Gus miró por la ventana y encantado notó como el cielo comenzaba a esclarecer, se alivió al recordar que hoy no había escuela, podría dormir hasta después de la alarma. Contempló nervioso la idea de pedirle a Val que lo arropara, de lo contrario no podría concebir el sueño. Val se movió rápido, posiblemente demasiado, hasta arrodillarse frente a él. Sorprendido dejó que lo halara en un abrazo. Le gustaban los abrazos, pocas personas le daban uno, aunque el más especial era el de su padre, a pesar de ser escasos, lo hacían sentir calientito y querido. Olía a sudor y cigarro, pero que va, Gus no se apartaría mientras se sintiese seguro. Val lo oprimió contra su pecho por un largo rato, mientras dibujaba pequeños círculos en su espalda con sus pulgares, entonces se apartó con un quejido ofuscado, temblaba y lloraba, su expresión serena se calzaba con una máscara de total agonía. Gus no supo qué hacer ante el caudal que borboteaba a la par de los estridentes quejidos; se halló confuso al enfrentarse con la ferviente certeza de que los adultos no lloraban, no así, como expulsándose en sollozos por la boca, eso era cosa de niños. Se negó a reaccionar como lo harían con él, no se mofaría, no se avergonzaría, no lo reprimiría, en cambio limpió con la maga de su pijama el salobre recorrido de las lágrimas. 

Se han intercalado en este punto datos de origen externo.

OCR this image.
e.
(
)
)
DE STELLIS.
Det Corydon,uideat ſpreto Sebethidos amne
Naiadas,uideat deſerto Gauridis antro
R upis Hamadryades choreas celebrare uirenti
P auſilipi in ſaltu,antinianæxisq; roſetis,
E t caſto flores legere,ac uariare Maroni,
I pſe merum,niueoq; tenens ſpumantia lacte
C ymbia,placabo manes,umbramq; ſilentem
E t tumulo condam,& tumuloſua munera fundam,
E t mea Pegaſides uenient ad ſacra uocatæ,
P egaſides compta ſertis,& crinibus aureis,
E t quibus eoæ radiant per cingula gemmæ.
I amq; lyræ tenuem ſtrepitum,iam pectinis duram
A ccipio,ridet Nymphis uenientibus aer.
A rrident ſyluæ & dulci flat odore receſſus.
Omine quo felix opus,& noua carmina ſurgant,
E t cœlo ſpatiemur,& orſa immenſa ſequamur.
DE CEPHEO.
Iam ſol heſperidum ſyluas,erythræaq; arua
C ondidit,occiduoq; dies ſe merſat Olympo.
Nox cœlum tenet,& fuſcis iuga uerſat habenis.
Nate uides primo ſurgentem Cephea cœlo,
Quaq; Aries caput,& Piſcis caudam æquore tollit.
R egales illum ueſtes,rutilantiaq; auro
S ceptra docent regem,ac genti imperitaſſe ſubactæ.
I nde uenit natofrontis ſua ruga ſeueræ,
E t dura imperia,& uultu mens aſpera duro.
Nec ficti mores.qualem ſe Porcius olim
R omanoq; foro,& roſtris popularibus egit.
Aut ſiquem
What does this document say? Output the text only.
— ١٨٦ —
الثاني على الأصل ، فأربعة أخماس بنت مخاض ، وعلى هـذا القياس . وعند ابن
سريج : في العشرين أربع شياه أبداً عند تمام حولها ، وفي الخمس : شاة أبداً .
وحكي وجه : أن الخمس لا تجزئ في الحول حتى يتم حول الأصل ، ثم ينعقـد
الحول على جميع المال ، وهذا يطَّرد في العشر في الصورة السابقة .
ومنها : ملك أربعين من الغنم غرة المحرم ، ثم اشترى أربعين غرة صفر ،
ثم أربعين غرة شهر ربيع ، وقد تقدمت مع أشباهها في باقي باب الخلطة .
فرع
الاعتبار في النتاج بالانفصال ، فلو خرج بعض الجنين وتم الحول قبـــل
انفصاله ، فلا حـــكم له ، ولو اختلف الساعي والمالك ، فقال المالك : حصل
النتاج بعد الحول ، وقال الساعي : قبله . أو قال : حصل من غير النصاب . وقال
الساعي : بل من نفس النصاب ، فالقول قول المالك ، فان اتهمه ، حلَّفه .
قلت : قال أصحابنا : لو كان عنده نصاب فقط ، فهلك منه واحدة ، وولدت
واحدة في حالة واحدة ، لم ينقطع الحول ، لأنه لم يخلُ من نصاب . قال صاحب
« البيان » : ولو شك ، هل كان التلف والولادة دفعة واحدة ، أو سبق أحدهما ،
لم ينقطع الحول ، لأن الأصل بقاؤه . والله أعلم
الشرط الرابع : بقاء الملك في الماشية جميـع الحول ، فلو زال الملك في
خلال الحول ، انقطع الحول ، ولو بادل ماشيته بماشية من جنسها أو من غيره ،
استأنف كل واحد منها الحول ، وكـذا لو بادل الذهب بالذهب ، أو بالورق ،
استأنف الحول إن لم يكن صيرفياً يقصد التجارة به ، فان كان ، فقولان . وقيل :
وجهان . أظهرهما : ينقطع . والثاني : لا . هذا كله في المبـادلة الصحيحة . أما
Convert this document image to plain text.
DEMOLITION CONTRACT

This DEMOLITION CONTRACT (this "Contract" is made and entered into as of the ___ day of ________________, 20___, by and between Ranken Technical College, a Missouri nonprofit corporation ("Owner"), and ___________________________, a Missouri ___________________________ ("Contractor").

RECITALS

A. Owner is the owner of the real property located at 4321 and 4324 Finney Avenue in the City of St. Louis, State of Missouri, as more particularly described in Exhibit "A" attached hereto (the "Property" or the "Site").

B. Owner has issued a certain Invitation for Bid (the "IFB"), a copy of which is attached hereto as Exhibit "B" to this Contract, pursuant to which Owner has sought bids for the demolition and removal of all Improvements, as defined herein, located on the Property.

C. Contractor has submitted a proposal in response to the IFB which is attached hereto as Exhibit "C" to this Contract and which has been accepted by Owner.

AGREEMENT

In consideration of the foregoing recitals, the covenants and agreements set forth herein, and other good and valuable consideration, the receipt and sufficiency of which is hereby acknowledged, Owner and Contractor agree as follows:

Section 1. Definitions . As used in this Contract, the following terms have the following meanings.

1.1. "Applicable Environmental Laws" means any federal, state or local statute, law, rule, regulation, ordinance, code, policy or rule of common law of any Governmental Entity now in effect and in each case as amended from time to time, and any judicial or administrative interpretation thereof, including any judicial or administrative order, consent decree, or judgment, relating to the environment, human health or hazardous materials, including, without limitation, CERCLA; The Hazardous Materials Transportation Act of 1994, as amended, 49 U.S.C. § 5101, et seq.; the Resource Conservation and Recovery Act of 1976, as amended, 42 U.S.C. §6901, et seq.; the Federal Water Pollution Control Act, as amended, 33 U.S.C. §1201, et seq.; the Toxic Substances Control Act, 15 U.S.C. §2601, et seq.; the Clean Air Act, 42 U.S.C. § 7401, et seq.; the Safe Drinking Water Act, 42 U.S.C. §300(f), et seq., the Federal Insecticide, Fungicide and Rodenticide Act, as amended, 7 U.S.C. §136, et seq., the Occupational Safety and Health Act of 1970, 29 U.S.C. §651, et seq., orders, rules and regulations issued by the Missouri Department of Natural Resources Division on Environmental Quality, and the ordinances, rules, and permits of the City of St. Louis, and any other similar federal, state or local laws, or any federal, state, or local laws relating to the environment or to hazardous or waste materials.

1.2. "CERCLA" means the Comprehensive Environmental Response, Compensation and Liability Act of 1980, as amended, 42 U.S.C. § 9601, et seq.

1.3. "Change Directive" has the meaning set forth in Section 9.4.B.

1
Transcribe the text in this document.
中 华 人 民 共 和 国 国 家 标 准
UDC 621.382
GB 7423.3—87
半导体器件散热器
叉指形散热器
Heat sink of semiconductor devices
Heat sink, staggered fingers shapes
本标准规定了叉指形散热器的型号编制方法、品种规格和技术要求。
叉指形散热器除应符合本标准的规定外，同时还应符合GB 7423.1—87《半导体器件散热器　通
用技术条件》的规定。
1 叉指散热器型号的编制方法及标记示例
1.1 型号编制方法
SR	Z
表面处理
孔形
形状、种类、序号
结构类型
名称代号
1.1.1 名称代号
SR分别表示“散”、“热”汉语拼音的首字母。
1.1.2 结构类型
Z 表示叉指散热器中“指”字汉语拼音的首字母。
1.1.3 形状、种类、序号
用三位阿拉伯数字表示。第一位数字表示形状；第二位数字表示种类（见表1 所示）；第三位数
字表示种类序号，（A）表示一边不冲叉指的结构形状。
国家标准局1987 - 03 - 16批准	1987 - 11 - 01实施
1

–––El mar ––dijo Val con voz entrecortada––, hay mar dentro de ti ––. Acongojado Gus asintió, después de todo el escozor en su garganta jamás desaparecía. ––No estás realmente aquí –– susurró. 

A la distancia el mar rugía indecoroso, gotitas caían desde el cielo mojando la tierra. Expuestos ante la fría mañana, niño y hombre se miraron, de pronto familiarizados, como si reconocieran el abismo en los ojos caídos del otro.

Val tomó píe, miró a cada extremo de la habitación hasta que su mirada regresó al niño en la cama. 

––Vendrás conmigo ––. Gus balanceó sus pies nerviosamente, ignorando la mano frente a él––. Te prometo que nadie más te va a lastimar–– la voz cargada de cobijo le hizo sonreír, un diminuto hoyuelo se asomó por su regordete cachete, y tiritando, aceptó el agarre cálido y húmedo de Val. 

Bajaron por la escalera, está vez Gus no miró a la habitación de sus padres. Val lo envolvió con la chamarrita azul que tanto le gustaba y le calzó las botas de hule descansando a un costado de las escaleras. Sin soltarse de la mano, salieron por la puerta delantera y caminaron colina abajo, con la mirada pegada al amplio cuerpo azul al frente. 

El mar los recibía con oleaje violento retumbando contra las rocas, el viento soplaba plácidamente, la lluvia les mojó la coronilla, las olas se tragaron sus pies y las gaviotas graznaron al amanecer. No más caídas, no más temores, no más agua en los pulmones.